I Wanted More
Editor’s note: This month on Stance on Dance, several dance artists have been asked to share a pivotal dance experience that changed their trajectory or the way they think about dance.
BY JOY PRENDERGAST
Jiří Kylián’s Petite Mort
Hubbard Street Dance Chicago, Salt Lake City 2005
I was 17, in college, and determined to become a ballet dancer. It was my first semester and Hubbard Street Dance Chicago was in town. My roommate — a dancer from Illinois — told me how she loved Hubbard Street and it was one of her favorite companies, so I went with her to the show.
The first piece was Petite Mort by Jiří Kylián. I had never seen anything like it before. I felt it was different and exciting, yet somehow still classical. I had never seen anyone push classicalism in that way… almost challenging the ideals of what ballet is and could be. All my information and connection to the outside dance world up until this performance were through Pointe Magazine and old ballet videos I checked out at the library. I had seen plenty of modern dance (my sister was a modern dance major at a different university) and some Broadway jazz and old Bob Fosse videos, but I had never seen such a thoughtful and innovative use of the ballet vocabulary. I felt the choreographer was trying to awake all my senses and push the boundaries of what is considered ballet.
The dancers in particular excited me. Even though the work they were showing was relatively dated (it premiered in 1991), I could see that it had been groundbreaking when it was made and the dancers clearly knew this. They demonstrated the material with the utmost conviction; they knew they were carrying on something that had been (and still is in many ways) revelatory for the art form. Their sense of responsibility and passion clicked for me. It was mesmerizing. A new world opened for me during that one hour performance. It literally changed my trajectory. I had been training and obsessing over being a ballet dancer and trying to accept all the rules and requirements of that career. After that performance I wanted to be a dancer in all its shapes, forms and sizes. I wanted to be part of processes that demanded that level of attention and passion from me.
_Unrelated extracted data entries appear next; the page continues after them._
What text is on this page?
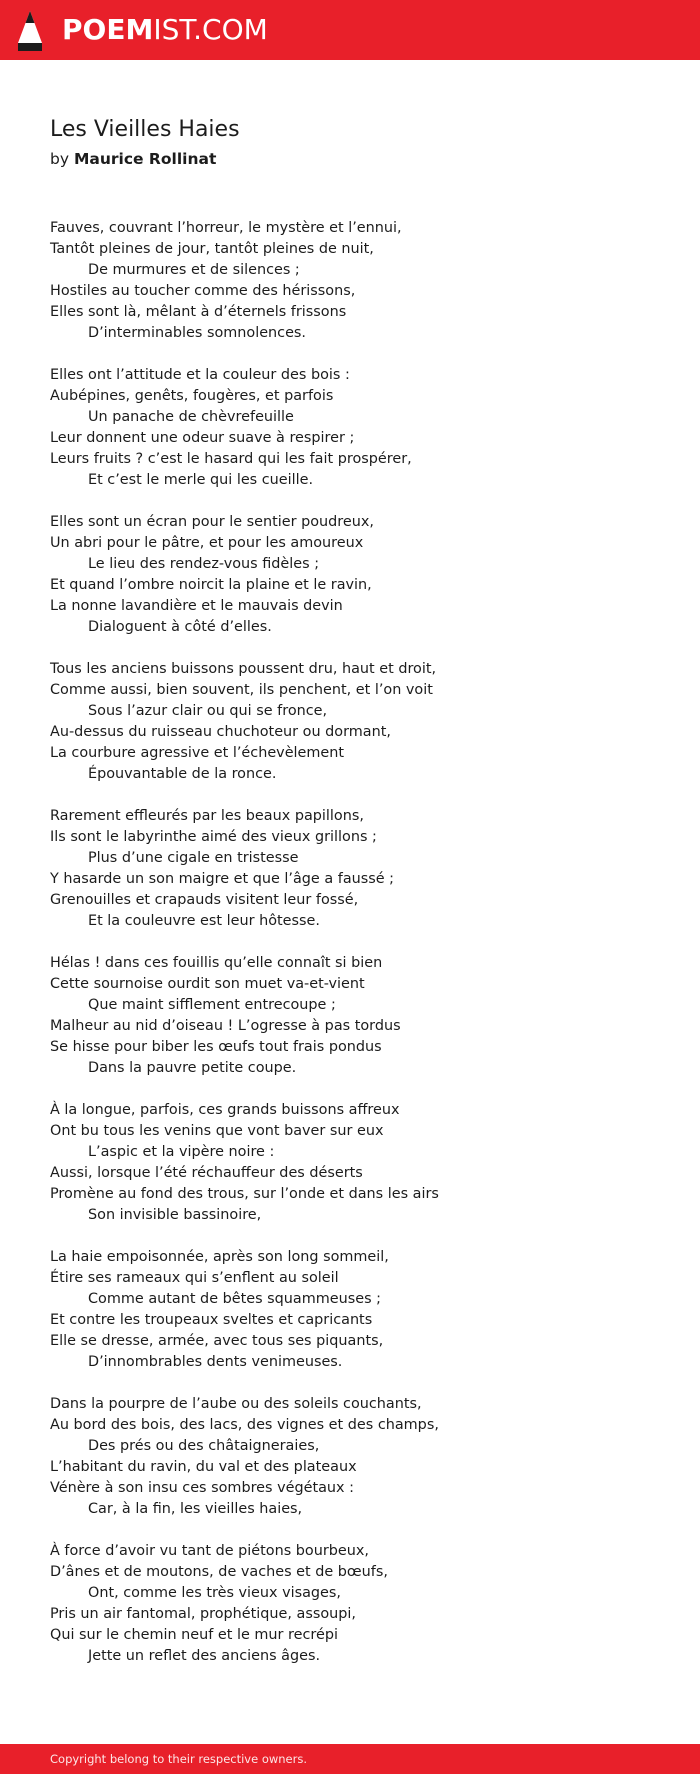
POEMIST.COM
Les Vieilles Haies
by Maurice Rollinat
Fauves, couvrant l’horreur, le mystère et l’ennui,
Tantôt pleines de jour, tantôt pleines de nuit,
De murmures et de silences ;
Hostiles au toucher comme des hérissons,
Elles sont là, mêlant à d’éternels frissons
D’interminables somnolences.
Elles ont l’attitude et la couleur des bois :
Aubépines, genêts, fougères, et parfois
Un panache de chèvrefeuille
Leur donnent une odeur suave à respirer ;
Leurs fruits ? c’est le hasard qui les fait prospérer,
Et c’est le merle qui les cueille.
Elles sont un écran pour le sentier poudreux,
Un abri pour le pâtre, et pour les amoureux
Le lieu des rendez-vous fidèles ;
Et quand l’ombre noircit la plaine et le ravin,
La nonne lavandière et le mauvais devin
Dialoguent à côté d’elles.
Tous les anciens buissons poussent dru, haut et droit,
Comme aussi, bien souvent, ils penchent, et l’on voit
Sous l’azur clair ou qui se fronce,
Au-dessus du ruisseau chuchoteur ou dormant,
La courbure agressive et l’échevèlement
Épouvantable de la ronce.
Rarement effleurés par les beaux papillons,
Ils sont le labyrinthe aimé des vieux grillons ;
Plus d’une cigale en tristesse
Y hasarde un son maigre et que l’âge a faussé ;
Grenouilles et crapauds visitent leur fossé,
Et la couleuvre est leur hôtesse.
Hélas ! dans ces fouillis qu’elle connaît si bien
Cette sournoise ourdit son muet va-et-vient
Que maint sifflement entrecoupe ;
Malheur au nid d’oiseau ! L’ogresse à pas tordus
Se hisse pour biber les œufs tout frais pondus
Dans la pauvre petite coupe.
À la longue, parfois, ces grands buissons affreux
Ont bu tous les venins que vont baver sur eux
L’aspic et la vipère noire :
Aussi, lorsque l’été réchauffeur des déserts
Promène au fond des trous, sur l’onde et dans les airs
Son invisible bassinoire,
La haie empoisonnée, après son long sommeil,
Étire ses rameaux qui s’enflent au soleil
Comme autant de bêtes squammeuses ;
Et contre les troupeaux sveltes et capricants
Elle se dresse, armée, avec tous ses piquants,
D’innombrables dents venimeuses.
Dans la pourpre de l’aube ou des soleils couchants,
Au bord des bois, des lacs, des vignes et des champs,
Des prés ou des châtaigneraies,
L’habitant du ravin, du val et des plateaux
Vénère à son insu ces sombres végétaux :
Car, à la fin, les vieilles haies,
À force d’avoir vu tant de piétons bourbeux,
D’ânes et de moutons, de vaches et de bœufs,
Ont, comme les très vieux visages,
Pris un air fantomal, prophétique, assoupi,
Qui sur le chemin neuf et le mur recrépi
Jette un reflet des anciens âges.
Copyright belong to their respective owners.
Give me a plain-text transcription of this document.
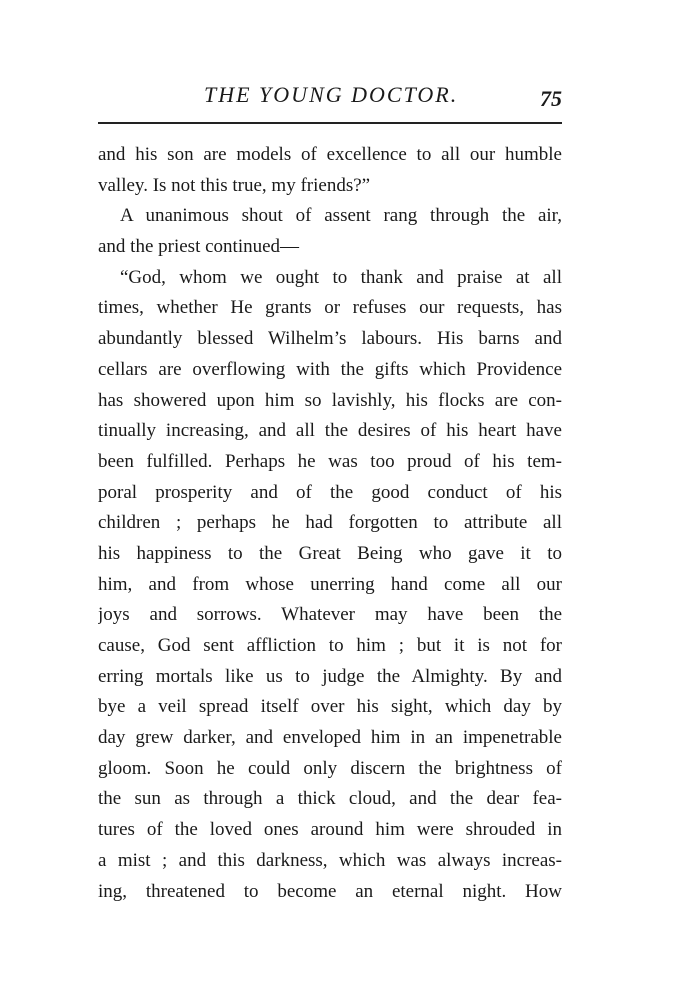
THE YOUNG DOCTOR.	75
and his son are models of excellence to all our humble
valley. Is not this true, my friends?”
A unanimous shout of assent rang through the air,
and the priest continued—
“God, whom we ought to thank and praise at all
times, whether He grants or refuses our requests, has
abundantly blessed Wilhelm’s labours. His barns and
cellars are overflowing with the gifts which Providence
has showered upon him so lavishly, his flocks are con-
tinually increasing, and all the desires of his heart have
been fulfilled. Perhaps he was too proud of his tem-
poral prosperity and of the good conduct of his
children ; perhaps he had forgotten to attribute all
his happiness to the Great Being who gave it to
him, and from whose unerring hand come all our
joys and sorrows. Whatever may have been the
cause, God sent affliction to him ; but it is not for
erring mortals like us to judge the Almighty. By and
bye a veil spread itself over his sight, which day by
day grew darker, and enveloped him in an impenetrable
gloom. Soon he could only discern the brightness of
the sun as through a thick cloud, and the dear fea-
tures of the loved ones around him were shrouded in
a mist ; and this darkness, which was always increas-
ing, threatened to become an eternal night. How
I saw that performance and I told myself I wanted more. I wanted to do more in dance and I wanted to be the explorer and the innovator. I realized that I had been training to be an executor of movement. After that show, I decided I would dive deeper into the well of dance. I wanted to be part of new ways of moving and I wanted to challenge my own ideals and notions of what dance could be. I quickly realized that I did not want to be a ballet dancer (in the traditional sense); instead, I wanted desperately to be part of carrying dance and pushing it forward.
This experience put me on an endless quest where I have been lucky enough to discover more groundbreaking artists like Summer Lee Rhatigan, Pina Bausch, Shinichi Iova-Koga, Christian Burns, Malinda LaVelle and Muhanad Rasheed, all of whom opened new doors for me in what dance can be and have continuously challenged my perceptions and notions of dance. But funny enough it all started with a beautiful performance by Hubbard Street Dance Chicago in my college town.